9Cette idée qu’il existe des destinées, comme celle du marin, qui, du fait même qu’elles sont tout entières gouvernées par le voyage, sont métaphoriques de l’existence humaine, est volontiers développée par Chateaubriand. On la retrouve dans ses multiples notations concernant les oiseaux, à commencer par les hirondelles : « je me rappelle que dans mon enfance je passais des heures entières, à voir, avec je ne sais quel plaisir triste, voltiger les hirondelles en automne ; un secret instinct me disait que je serai voyageur comme ces oiseaux »19. Comme René, à qui il prête exactement la même formule, le Chateaubriand de l’Itinéraire se reconnaît dans la figure de celui qui voyage par instinct. Et il faudrait, pour être complet sur les oiseaux – les hirondelles, mais aussi les cigognes, dont il parle ailleurs – évoquer un autre aspect de la question : l’immuabilité des voyages des oiseaux, que Chateaubriand oppose à plusieurs reprises à la fugacité du voyage humain20.

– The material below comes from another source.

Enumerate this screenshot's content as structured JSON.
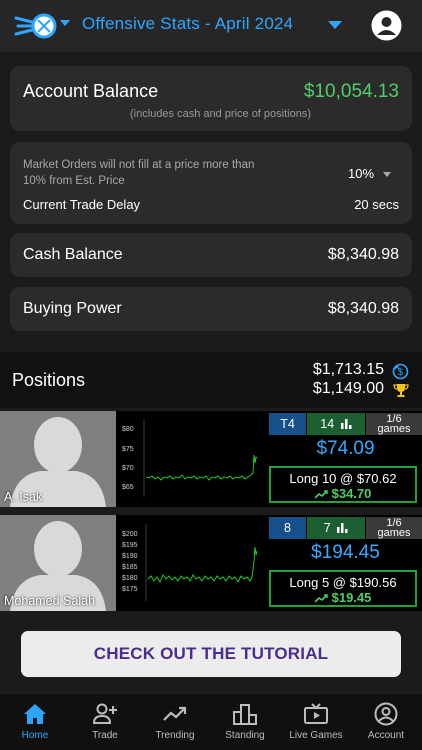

10Au fond, tout cela vise à faire de l’homme, selon l’ancienne rhétorique chrétienne du « passage » (la vie n’est qu’un passage), que Chateaubriand transforme en un discours sur le « voyage », tout cela, donc, vise à faire de l’homme un voyageur tout au long de sa vie, voyageur en attente du retour au Paradis Perdu, selon une logique que l’on retrouvera ensuite au XIXe siècle, chez un Quinet, par exemple21. Ce n’est pas anecdotique et cela permet aussi de comprendre pourquoi Chateaubriand invite son lecteur, à deux reprises, à considérer son récit de voyage comme les Mémoires d’une année de sa vie22 – certes comme le veut la vulgate que j’évoquai en introduction, parce que son récit de voyage met le moi de l’auteur en son centre, mais aussi parce que la vie n’est de toute façon qu’un voyage et le voyage, dans ces conditions, rien d’autre qu’une partie, mais une partie entière, complète, de la vie. En Égypte, Chateaubriand écrit à propos des lieux de l’Amérique du Nord : « Lorsque je les visitai, j’étais dans une situation d’âme bien différente de celle où je me trouvais en contemplant les mausolées des Pharaons : je commençais alors le voyage, et maintenant je le finis. »23 On ne saurait mieux dire que la pratique du voyage elle-même s’identifie au cours de la vie, qu’elle le manifeste tout autant qu’elle le représente – que le voyage est, pour ainsi dire, le phénomène de la vie.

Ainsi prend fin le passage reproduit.